Juliet Carpenter
The Goethe-Institut New Zealand and Contemporary HUM present a series of portraits about New Zealand artists who have found a new home - also artistically - in Germany. Curator Cameron Ah Loo-Matamua chats with Frankfurt-based filmmaker Juliet Carpenter.
By Cameron Ah Loo-Matamua
I am speaking to Juliet through the blue glare of my laptop screen. She is speaking from Frankfurt am Main while I am in Tāmaki Makaurau. We have spoken like this for the last four years through differing time zones, places and moods. In this call she has ensconced herself to the side of her bedroom with a cup of tea and one foot up on her chair. It is night for me so the haze of her morning-lit bedroom is harsh. “The main focus is how to make a narrative film in a time where all narratives have been kind of dismantled…” she explains to me. We are speaking about the production of her latest film EGOLANE, while also trying to conjure a cohesive retrospective of these past few years that have been so intensely punctuated by the coronavirus pandemic.
In late 2018 Juliet moved to Germany to take a place in the film class of Frankfurt’s State Academy of Fine Arts, better known as Städelschule, to be taught by artist professors such as Douglas Gordon, Wu Tsang, and Gerard Byrne. Her campus experience, although paced atypically, seems to have been a fuller and more intentional undertaking precisely because of the intermittent waves of lockdowns and course adaptations to virtual delivery–the reality for most students across the globe right now. Like many artists working within this peculiar context her relationship to her studio space and editing room has deepened, however coupled with feelings of isolation and boredom. We speak often on these dual states of productivity and inertia, trying to make sense of them. Juliet relates this to thinking by musician Terre Thaemlitz, also known as DJ Sprinkles, in which she argues for boredom as a necessary part of any listening experience as it allows space for moments of true euphoria to occur. Juliet riffs on this by adding that “...music is able to offer a nonlinear affective experience that is compelling,” and perhaps in ways that traditions of literature or cinema struggle harder to achieve. This felt to me like a true or even optimistic assessment of the last two years and it made me recall what a friend quipped to me recently: ‘...there is no joy without context.’”

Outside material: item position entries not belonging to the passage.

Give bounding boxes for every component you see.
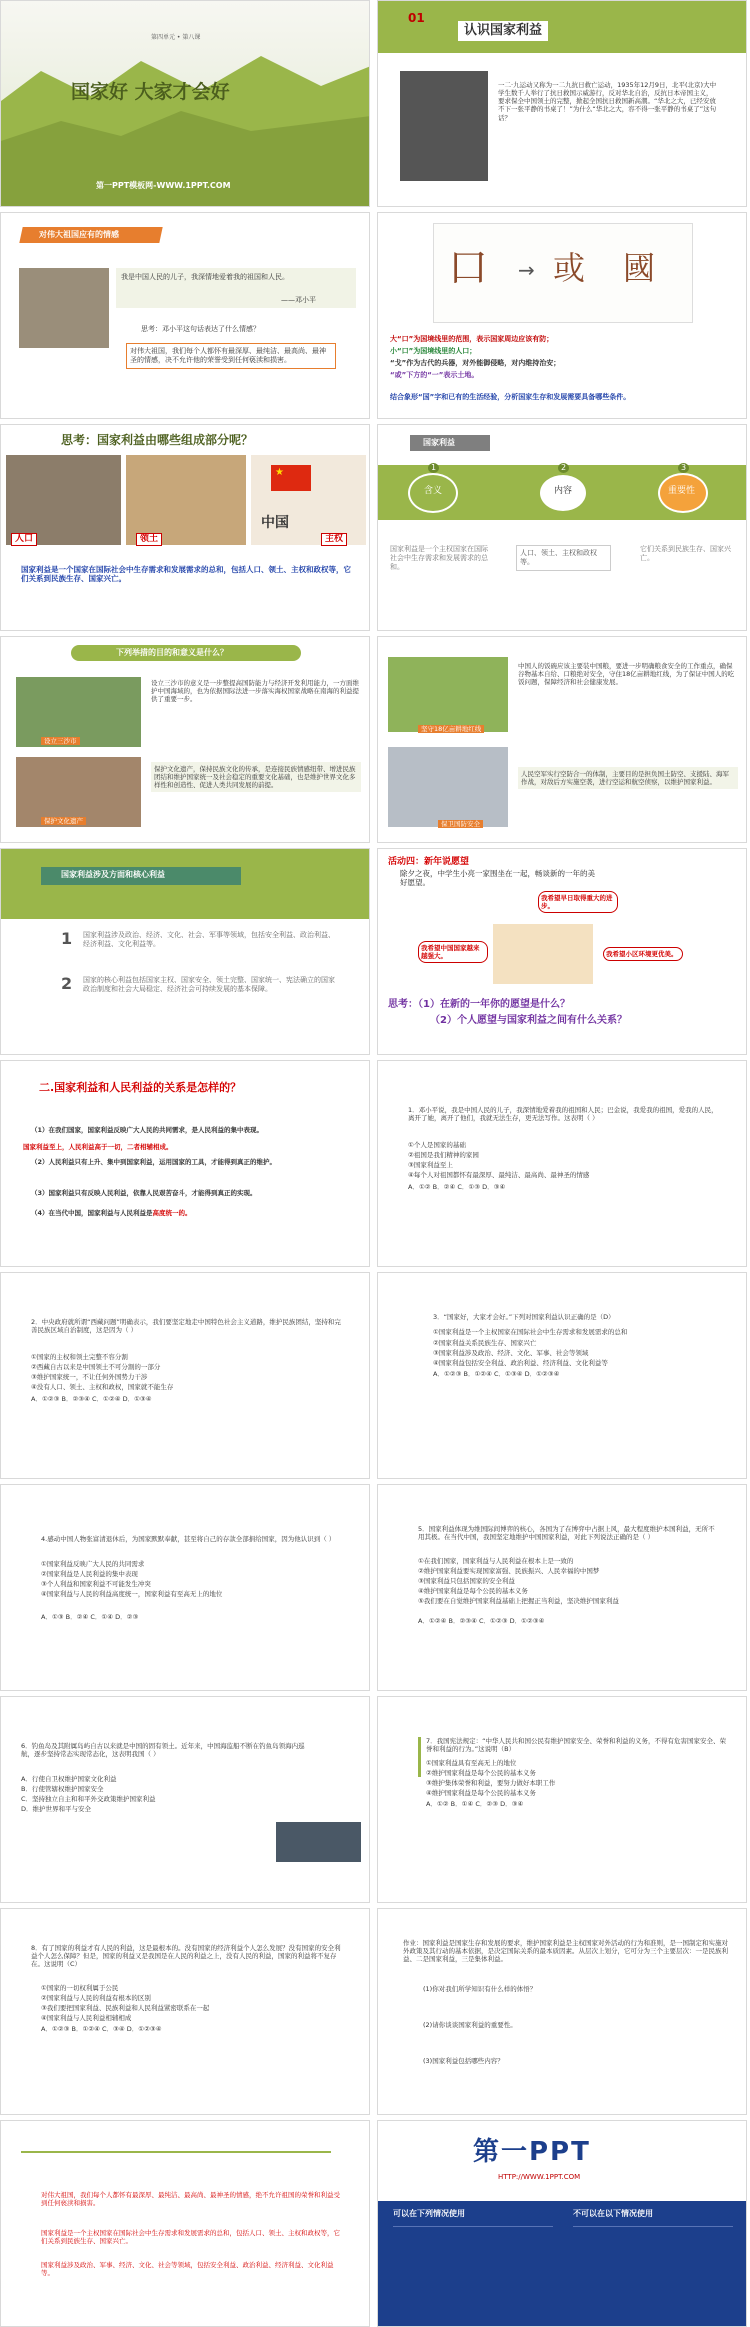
question-stem: 8．有了国家的利益才有人民的利益，这是最根本的。没有国家的经济利益个人怎么发展？没有国家的安全利益个人怎么保障？但是，国家的利益又是我国是在人民的利益之上，没有人民的利益，国家的利益将不复存在。这说明（C） [31,1944,341,1969]
slide-14 [377,1272,747,1479]
option-1: ①在我们国家，国家利益与人民利益在根本上是一致的 [418,1557,574,1565]
option-d: D．维护世界和平与安全 [21,1805,92,1813]
option-3: ③国家利益至上 [408,1161,453,1169]
slide-16 [377,1484,747,1691]
option-1: ①国家的一切权利属于公民 [41,1984,119,1992]
glyph-line-1: 大“口”为国境线里的范围，表示国家周边应该有防； [390,335,554,343]
slide-15 [0,1484,370,1691]
family-illustration [493,924,593,984]
summary-3: 国家利益涉及政治、军事、经济、文化、社会等领域，包括安全利益、政治利益、经济利益、文化利益等。 [41,2261,334,2278]
slide-2 [377,0,747,207]
ancient-glyph-1: 口 [448,245,488,291]
glyph-guo: 國 [623,249,656,287]
point-text-2: 国家的核心利益包括国家主权、国家安全、领土完整、国家统一、宪法确立的国家政治制度和社会大局稳定、经济社会可持续发展的基本保障。 [83,976,335,993]
site-label: 第一PPT模板网-WWW.1PPT.COM [96,181,231,190]
label-population: 人口 [11,533,37,546]
slide-title: 思考：国家利益由哪些组成部分呢？ [61,433,254,447]
option-1: ①国家的主权和领土完整不容分割 [31,1353,128,1361]
banner-text: 国家利益涉及方面和核心利益 [61,870,165,879]
slide-title: 国家好 大家才会好 [71,81,230,103]
historic-photo [400,71,488,181]
glyph-line-3: “戈”作为古代的兵器，对外能御侵略，对内维持治安； [390,359,561,367]
glyph-line-4: “或”下方的“一”表示土地。 [390,371,479,379]
allowed-heading: 可以在下列情况使用 [393,2209,465,2218]
slide-13 [0,1272,370,1479]
history-text: 一二·九运动又称为一二九抗日救亡运动，1935年12月9日，北平(北京)大中学生数千人举行了抗日救国示威游行，反对华北自治，反抗日本帝国主义，要求保全中国领土的完整，掀起全国抗日救国新高潮。“华北之大，已经安放不下一张平静的书桌了！”为什么“华北之大，容不得一张平静的书桌了”这句话？ [498,81,717,122]
farmland-photo [388,657,508,732]
point-1-red: 国家利益至上，人民利益高于一切，二者相辅相成。 [23,1143,173,1151]
option-c: C．坚持独立自主和和平外交政策维护国家利益 [21,1795,156,1803]
slide-12 [377,1060,747,1267]
crowd-photo [6,455,121,545]
slide-4 [377,212,747,419]
slide-20 [377,1908,747,2115]
section-number: 01 [408,11,425,25]
desc-1: 国家利益是一个主权国家在国际社会中生存需求和发展需求的总和。 [390,545,488,571]
banner-text: 下列举措的目的和意义是什么？ [116,648,228,657]
node-label-3: 重要性 [668,486,696,496]
caption-1: 设立三沙市 [41,737,80,745]
homework-text: 作业：国家利益是国家生存和发展的要求，维护国家利益是主权国家对外活动的行为和准则，是一国制定和实施对外政策及其行动的基本依据，是决定国际关系的最本质因素。从层次上划分，它可分为三个主要层次：一是民族利益、二是国家利益，三是集体利益。 [403,1939,728,1964]
option-3: ③国家利益涉及政治、经济、文化、军事、社会等领域 [433,1349,589,1357]
divider [21,2151,331,2153]
not-allowed-list [573,2226,733,2316]
activity-title: 活动四：新年说愿望 [388,857,470,867]
option-3: ③我们要把国家利益、民族利益和人民利益紧密联系在一起 [41,2004,210,2012]
option-2: ②祖国是我们精神的家园 [408,1151,479,1159]
node-num-2: 2 [558,463,569,473]
homework-q2: (2)请你谈谈国家利益的重要性。 [423,2021,517,2029]
option-3: ③维护国家统一，不让任何外国势力干涉 [31,1373,148,1381]
wish-bubble-3: 我希望小区环境更优美。 [603,947,683,961]
air-force-text: 人民空军实行空防合一的体制，主要目的是担负国土防空、支援陆、海军作战，对敌后方实施空袭，进行空运和航空侦察，以维护国家利益。 [518,767,738,789]
activity-sub: 除夕之夜，中学生小亮一家围坐在一起，畅谈新的一年的美好愿望。 [400,869,595,888]
answer-choices: A．①③ B．②④ C．①④ D．②③ [41,1613,139,1621]
option-4: ④维护国家利益是每个公民的基本义务 [418,1587,528,1595]
node-label-1: 含义 [424,486,443,496]
summary-1: 对伟大祖国，我们每个人都怀有最深厚、最纯洁、最高尚、最神圣的情感，绝不允许祖国的荣誉和利益受到任何亵渎和损害。 [41,2191,340,2208]
answer-choices: A．①②③ B．①②④ C．①③④ D．①②③④ [433,1370,560,1378]
option-2: ②维护国家利益要实现国家富强、民族振兴、人民幸福的中国梦 [418,1567,600,1575]
section-title: 认识国家利益 [458,21,548,41]
point-3: （3）国家利益只有反映人民利益，依靠人民艰苦奋斗，才能得到真正的实现。 [31,1189,257,1197]
jet-photo [388,747,508,827]
answer-choices: A．①② B．①④ C．②③ D．③④ [426,1800,524,1808]
option-4: ④国家利益与人民利益相辅相成 [41,2014,132,2022]
option-a: A．行使自卫权维护国家文化利益 [21,1775,117,1783]
point-num-2: 2 [61,974,73,993]
homework-q3: (3)国家利益包括哪些内容？ [423,2057,504,2065]
slide-21 [0,2120,370,2327]
portrait-photo [19,268,109,348]
caption-2: 保护文化遗产 [41,817,86,825]
option-1: ①个人是国家的基础 [408,1141,466,1149]
think-line-2: （2）个人愿望与国家利益之间有什么关系？ [430,1015,627,1026]
header-bar [378,1,747,53]
option-4: ④没有人口、领土、主权和政权，国家就不能生存 [31,1383,174,1391]
option-2: ②国家利益是人民利益的集中表现 [41,1570,138,1578]
option-2: ②国家利益关系民族生存、国家兴亡 [433,1339,537,1347]
point-num-1: 1 [61,929,73,948]
section-title: 二.国家利益和人民利益的关系是怎样的？ [39,1081,242,1094]
summary-2: 国家利益是一个主权国家在国际社会中生存需求和发展需求的总和，包括人口、领土、主权和政权等，它们关系到民族生存、国家兴亡。 [41,2229,340,2246]
option-1: ①国家利益反映广大人民的共同需求 [41,1560,145,1568]
answer-text: 对伟大祖国，我们每个人都怀有最深厚、最纯洁、最高尚、最神圣的情感，决不允许他的荣誉受到任何亵渎和损害。 [126,343,336,369]
ship-photo [276,1822,361,1862]
glyph-line-2: 小“口”为国境线里的人口； [390,347,477,355]
china-label: 中国 [261,515,289,531]
point-1: （1）在我们国家，国家利益反映广大人民的共同需求，是人民利益的集中表现。 [31,1126,264,1134]
node-num-1: 1 [428,463,439,473]
caption-2: 保卫国防安全 [438,820,483,828]
slide-22 [377,2120,747,2327]
slide-11 [0,1060,370,1267]
option-3: ③个人利益和国家利益不可能发生冲突 [41,1580,151,1588]
option-2: ②国家利益与人民的利益有根本的区别 [41,1994,151,2002]
slide-5 [0,424,370,631]
landscape-photo [126,455,246,545]
glyph-huo: 或 [553,249,586,287]
slide-3 [0,212,370,419]
node-num-3: 3 [678,463,689,473]
slide-19 [0,1908,370,2115]
wish-bubble-1: 我希望早日取得重大的进步。 [538,891,618,913]
slide-1 [0,0,370,207]
unit-label: 第四单元 • 第八课 [151,34,201,41]
option-1: ①国家利益具有至高无上的地位 [426,1759,517,1767]
option-4: ④国家利益与人民的利益高度统一，国家利益有至高无上的地位 [41,1590,223,1598]
option-2: ②维护国家利益是每个公民的基本义务 [426,1769,536,1777]
option-b: B．行使管辖权维护国家安全 [21,1785,104,1793]
answer-choices: A．①② B．②④ C．①③ D．③④ [408,1183,506,1191]
farmland-text: 中国人的饭碗应该主要装中国粮，要进一步明确粮食安全的工作重点，确保谷物基本自给、口粮绝对安全，守住18亿亩耕地红线，为了保证中国人的吃饭问题，保障经济和社会健康发展。 [518,662,735,687]
sansha-text: 设立三沙市的意义是一步整提高国防能力与经济开发利用能力，一方面维护中国海域的，也为依据国际法进一步落实海权国家战略在南海的利益提供了重要一步。 [151,679,359,704]
option-2: ②西藏自古以来是中国领土不可分割的一部分 [31,1363,161,1371]
not-allowed-heading: 不可以在以下情况使用 [573,2209,653,2218]
answer-choices: A．①②④ B．②③④ C．①②③ D．①②③④ [418,1617,545,1625]
label-sovereignty: 主权 [321,533,347,546]
question-stem: 5．国家利益体现为维国际间博弈的核心，各国为了在博弈中占据上风，最大程度维护本国利益，无所不用其极。在当代中国，我国坚定地维护中国国家利益，对此下列说法正确的是（ ） [418,1525,715,1542]
slide-18 [377,1696,747,1903]
option-4: ④维护国家利益是每个公民的基本义务 [426,1789,536,1797]
answer-choices: A．①②③ B．①②④ C．③④ D．①②③④ [41,2025,162,2033]
label-territory: 领土 [136,533,162,546]
node-label-2: 内容 [554,486,573,496]
question-stem: 7．我国宪法规定：“中华人民共和国公民有维护国家安全、荣誉和利益的义务，不得有危害国家安全、荣誉和利益的行为。”这说明（B） [426,1737,727,1754]
heritage-text: 保护文化遗产，保持民族文化的传承，是连接民族情感纽带、增进民族团结和维护国家统一及社会稳定的重要文化基础，也是维护世界文化多样性和创造性、促进人类共同发展的前提。 [151,762,361,792]
allowed-list [393,2226,553,2316]
tag-text: 国家利益 [423,438,455,447]
star-icon: ★ [275,467,284,478]
brand-url: HTTP://WWW.1PPT.COM [498,2173,581,2181]
desc-2: 人口、领土、主权和政权等。 [516,545,611,571]
question-stem: 2．中央政府就所谓“西藏问题”明确表示，我们要坚定地走中国特色社会主义道路，维护民族团结，坚持和完善民族区域自治制度，这是因为（ ） [31,1318,341,1335]
summary-text: 结合象形“国”字和已有的生活经验，分析国家生存和发展需要具备哪些条件。 [390,393,631,401]
answer-choices: A．①②③ B．②③④ C．①②④ D．①③④ [31,1395,152,1403]
quote-text: 我是中国人民的儿子，我深情地爱着我的祖国和人民。 [121,273,289,281]
banner-text: 对伟大祖国应有的情感 [39,230,119,239]
quote-author: ——邓小平 [281,296,316,304]
slide-9 [0,848,370,1055]
question-stem: 6．钓鱼岛及其附属岛屿自古以来就是中国的固有领土。近年来，中国海监船不断在钓鱼岛领海内巡航，逐步坚持常态实现常态化，这表明我国（ ） [21,1742,305,1759]
slide-7 [0,636,370,843]
brand-logo: 第一PPT [473,2137,591,2167]
slide-6 [377,424,747,631]
wish-bubble-2: 我希望中国国家越来越强大。 [418,941,488,963]
option-3: ③维护集体荣誉和利益，要努力做好本职工作 [426,1779,556,1787]
desc-3: 它们关系到民族生存、国家兴亡。 [640,545,731,562]
slide-8 [377,636,747,843]
question-stem: 3．“国家好，大家才会好。”下列对国家利益认识正确的是（D） [433,1313,615,1321]
question-stem: 1．邓小平说，我是中国人民的儿子，我深情地爱着我的祖国和人民；巴金说，我爱我的祖国，爱我的人民，离开了她，离开了他们，我就无法生存，更无法写作。这表明（ ） [408,1106,718,1123]
arrow-icon: → [518,258,535,282]
point-4: （4）在当代中国，国家利益与人民利益是高度统一的。 [31,1209,192,1217]
think-line-1: 思考：（1）在新的一年你的愿望是什么？ [388,999,570,1010]
caption-1: 坚守18亿亩耕地红线 [418,725,484,733]
option-1: ①国家利益是一个主权国家在国际社会中生存需求和发展需求的总和 [433,1328,628,1336]
option-4: ④每个人对祖国都怀有最深厚、最纯洁、最高尚、最神圣的情感 [408,1171,590,1179]
definition-text: 国家利益是一个国家在国际社会中生存需求和发展需求的总和，包括人口、领土、主权和政权等，它们关系到民族生存、国家兴亡。 [21,565,351,584]
point-text-1: 国家利益涉及政治、经济、文化、社会、军事等领域，包括安全利益、政治利益、经济利益、文化利益等。 [83,931,335,948]
slide-10 [377,848,747,1055]
question-stem: 4.感动中国人物张富清退休后，为国家默默奉献，甚至将自己的存款全部捐给国家，因为他认识到（ ） [41,1535,336,1543]
option-5: ⑤我们要在自觉维护国家利益基础上把握正当利益，坚决维护国家利益 [418,1597,619,1605]
option-4: ④国家利益包括安全利益、政治利益、经济利益、文化利益等 [433,1359,608,1367]
homework-q1: (1)你对我们所学知识有什么样的体悟？ [423,1985,537,1993]
option-3: ③国家利益只包括国家的安全利益 [418,1577,515,1585]
point-2: （2）人民利益只有上升、集中到国家利益，运用国家的工具，才能得到真正的维护。 [31,1158,277,1166]
slide-17 [0,1696,370,1903]
question-text: 思考：邓小平这句话表达了什么情感？ [141,325,260,333]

Juliet’s remarks are suggestive of her approach to making EGOLANE, commissioned by Berlin gallery, Salon Stuttgart, and which she will also present as part of ‘Rundgang’ Städelschule’s annual student exhibition. The film loosely depicts the story of an unidentified woman travelling alone in an autonomous car, who upon suffering an injury dies within the moving yet driverless vehicle. Her lifeless body, subtly sliding to the rhythm of the car and glistening with a halo of blood, is the first image we see. It is a jarring first encounter, and is coupled with flashes of the character alive, anguishing at an earlier stage in her journey. As is characteristic of much of Juliet’s other work the film offers a harrowing intimacy to its portrayal of varying psychological states, and in this film its effect is amplified by the context of the pandemic in which it is produced. The filmic location of the car becomes a metaphoric space of isolation where the experience of time is marked primarily by the protagonist's emotional journey through feelings of despair, ecstasy, contemplation and boredom, rather than conventional sequencing of significant events. In this way the film performs an affective experience similar to that of our global lockdowns, where time is rendered as an amorphous concept that feels like it has been lost, its usual reliability corrupted by the inability to exit our homes and maintain daily rituals. As Juliet earlier alluded, this rupture to our ritualistic keeping of time becomes a profound phenomena ripe for cinematic exploration.
Juliet has continued to develop her distinct cinematic language throughout her time in Germany, one that is acutely aware of the mechanics of its production and the contexts in which it emerges from. In EGOLANE she revisits the art of the character study, arriving at a work that contains searing allegorical import.